# Will anyone have a table in the Venom room at the Hamm show in March?



## snakekeeper (Oct 29, 2008)

As the title states. If anyone has a table in the venom room at the show on the 9th March please let me know. 

Thanks in advance
Tony


----------



## Jabba the mentor (Nov 13, 2008)

snakekeeper said:


> As the title states. If anyone has a table in the venom room at the show on the 9th March please let me know.
> 
> Thanks in advance
> Tony


 Depends on why your asking?


----------



## snakekeeper (Oct 29, 2008)

Im asking because i have a few animals i want to display at the show for sale but couldnt get any joy in reserving my own table. Id be willing to pay towards the cost of the table and offer a small comission based on any of my sales. 

Thanks in advance
Tony


----------



## Jade01 (Feb 21, 2007)

I'm just going to jump in on this thread and ask if anyone does have a table in the venomous room, would it be possible to send me a list of what they're selling please?


----------



## snakekeeper (Oct 29, 2008)

Jade01 said:


> I'm just going to jump in on this thread and ask if anyone does have a table in the venomous room, would it be possible to send me a list of what they're selling please?

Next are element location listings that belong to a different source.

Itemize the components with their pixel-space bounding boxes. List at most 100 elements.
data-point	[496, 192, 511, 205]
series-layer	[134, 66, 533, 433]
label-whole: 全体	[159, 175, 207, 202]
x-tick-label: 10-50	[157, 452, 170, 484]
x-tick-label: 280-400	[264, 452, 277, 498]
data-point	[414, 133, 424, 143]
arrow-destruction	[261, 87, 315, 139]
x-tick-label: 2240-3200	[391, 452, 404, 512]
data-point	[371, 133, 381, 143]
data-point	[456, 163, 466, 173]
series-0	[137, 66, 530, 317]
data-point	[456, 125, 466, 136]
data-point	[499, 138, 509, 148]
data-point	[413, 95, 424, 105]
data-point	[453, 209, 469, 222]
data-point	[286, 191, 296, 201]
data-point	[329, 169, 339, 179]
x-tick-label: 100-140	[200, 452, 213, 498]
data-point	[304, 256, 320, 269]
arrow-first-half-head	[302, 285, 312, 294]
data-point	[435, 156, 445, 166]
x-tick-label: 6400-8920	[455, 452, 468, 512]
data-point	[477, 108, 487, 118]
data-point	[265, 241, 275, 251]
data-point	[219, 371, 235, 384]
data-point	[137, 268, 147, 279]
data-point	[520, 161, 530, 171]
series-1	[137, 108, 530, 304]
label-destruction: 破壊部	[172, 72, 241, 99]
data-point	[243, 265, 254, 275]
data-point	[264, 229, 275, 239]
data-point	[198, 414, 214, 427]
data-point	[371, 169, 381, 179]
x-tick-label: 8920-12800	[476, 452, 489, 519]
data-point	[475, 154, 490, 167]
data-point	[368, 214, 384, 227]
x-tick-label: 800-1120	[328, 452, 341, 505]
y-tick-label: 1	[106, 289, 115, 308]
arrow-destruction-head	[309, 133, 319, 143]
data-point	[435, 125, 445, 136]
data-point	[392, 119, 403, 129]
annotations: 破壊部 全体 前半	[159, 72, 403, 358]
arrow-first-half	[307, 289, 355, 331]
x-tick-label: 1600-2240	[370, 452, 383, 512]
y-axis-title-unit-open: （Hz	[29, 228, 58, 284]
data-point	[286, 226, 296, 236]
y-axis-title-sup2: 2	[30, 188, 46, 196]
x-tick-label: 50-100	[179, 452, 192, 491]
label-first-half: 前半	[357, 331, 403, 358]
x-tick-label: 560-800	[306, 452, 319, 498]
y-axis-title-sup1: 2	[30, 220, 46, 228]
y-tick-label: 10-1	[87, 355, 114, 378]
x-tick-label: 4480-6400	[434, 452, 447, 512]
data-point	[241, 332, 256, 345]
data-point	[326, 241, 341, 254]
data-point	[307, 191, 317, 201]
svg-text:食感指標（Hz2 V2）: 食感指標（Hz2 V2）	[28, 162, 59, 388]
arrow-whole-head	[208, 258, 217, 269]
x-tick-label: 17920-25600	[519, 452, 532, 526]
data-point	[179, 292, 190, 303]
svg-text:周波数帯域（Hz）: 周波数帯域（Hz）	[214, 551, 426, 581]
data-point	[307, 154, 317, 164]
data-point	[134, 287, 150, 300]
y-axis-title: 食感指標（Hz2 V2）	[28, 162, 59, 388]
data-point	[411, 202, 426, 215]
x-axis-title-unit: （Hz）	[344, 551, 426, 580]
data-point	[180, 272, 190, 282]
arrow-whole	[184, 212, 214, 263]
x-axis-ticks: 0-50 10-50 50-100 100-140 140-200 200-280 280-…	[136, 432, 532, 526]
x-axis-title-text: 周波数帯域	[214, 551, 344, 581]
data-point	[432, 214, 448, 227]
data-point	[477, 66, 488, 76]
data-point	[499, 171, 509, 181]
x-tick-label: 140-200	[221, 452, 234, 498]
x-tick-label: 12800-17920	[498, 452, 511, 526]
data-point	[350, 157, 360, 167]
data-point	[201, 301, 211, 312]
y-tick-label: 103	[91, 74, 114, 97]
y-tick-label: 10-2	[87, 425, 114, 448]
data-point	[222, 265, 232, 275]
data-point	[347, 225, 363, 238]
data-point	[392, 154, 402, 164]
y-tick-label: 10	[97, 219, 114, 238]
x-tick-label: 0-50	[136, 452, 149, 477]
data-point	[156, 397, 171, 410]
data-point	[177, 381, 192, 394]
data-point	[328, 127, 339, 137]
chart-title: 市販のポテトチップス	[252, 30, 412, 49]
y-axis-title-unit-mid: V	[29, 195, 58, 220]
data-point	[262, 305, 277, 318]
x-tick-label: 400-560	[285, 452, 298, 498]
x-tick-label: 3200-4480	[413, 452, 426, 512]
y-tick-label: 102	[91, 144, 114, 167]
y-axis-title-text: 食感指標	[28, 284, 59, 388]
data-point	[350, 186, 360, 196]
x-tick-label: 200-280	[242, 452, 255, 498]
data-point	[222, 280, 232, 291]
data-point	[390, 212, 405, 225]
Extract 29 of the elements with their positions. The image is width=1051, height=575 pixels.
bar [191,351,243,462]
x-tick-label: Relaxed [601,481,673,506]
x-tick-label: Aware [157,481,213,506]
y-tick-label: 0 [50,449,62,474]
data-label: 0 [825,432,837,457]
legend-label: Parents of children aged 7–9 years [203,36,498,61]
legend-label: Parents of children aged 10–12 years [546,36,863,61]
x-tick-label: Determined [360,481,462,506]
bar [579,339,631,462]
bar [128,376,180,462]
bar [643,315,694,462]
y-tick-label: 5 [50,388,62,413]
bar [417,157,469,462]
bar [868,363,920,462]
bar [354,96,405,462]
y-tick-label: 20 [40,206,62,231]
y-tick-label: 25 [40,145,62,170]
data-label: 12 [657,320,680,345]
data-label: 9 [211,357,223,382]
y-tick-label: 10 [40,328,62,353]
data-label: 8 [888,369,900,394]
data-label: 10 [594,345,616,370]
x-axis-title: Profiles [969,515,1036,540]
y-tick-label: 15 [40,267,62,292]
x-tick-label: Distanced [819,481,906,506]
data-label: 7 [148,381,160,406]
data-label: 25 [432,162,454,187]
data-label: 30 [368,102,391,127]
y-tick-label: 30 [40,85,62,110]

Heloderma cinctums but it seems from the dashboard of my jeep :banghead:


----------



## Jabba the mentor (Nov 13, 2008)

snakekeeper said:


> Heloderma cinctums but it seems from the dashboard of my jeep :banghead:


I might still be able to help il let you know by the weekend Il pm you when I know


----------



## snakekeeper (Oct 29, 2008)

Jabba the mentor said:


> I might still be able to help il let you know by the weekend Il pm you when I know


Thanks, much appreciated. 

Tony


----------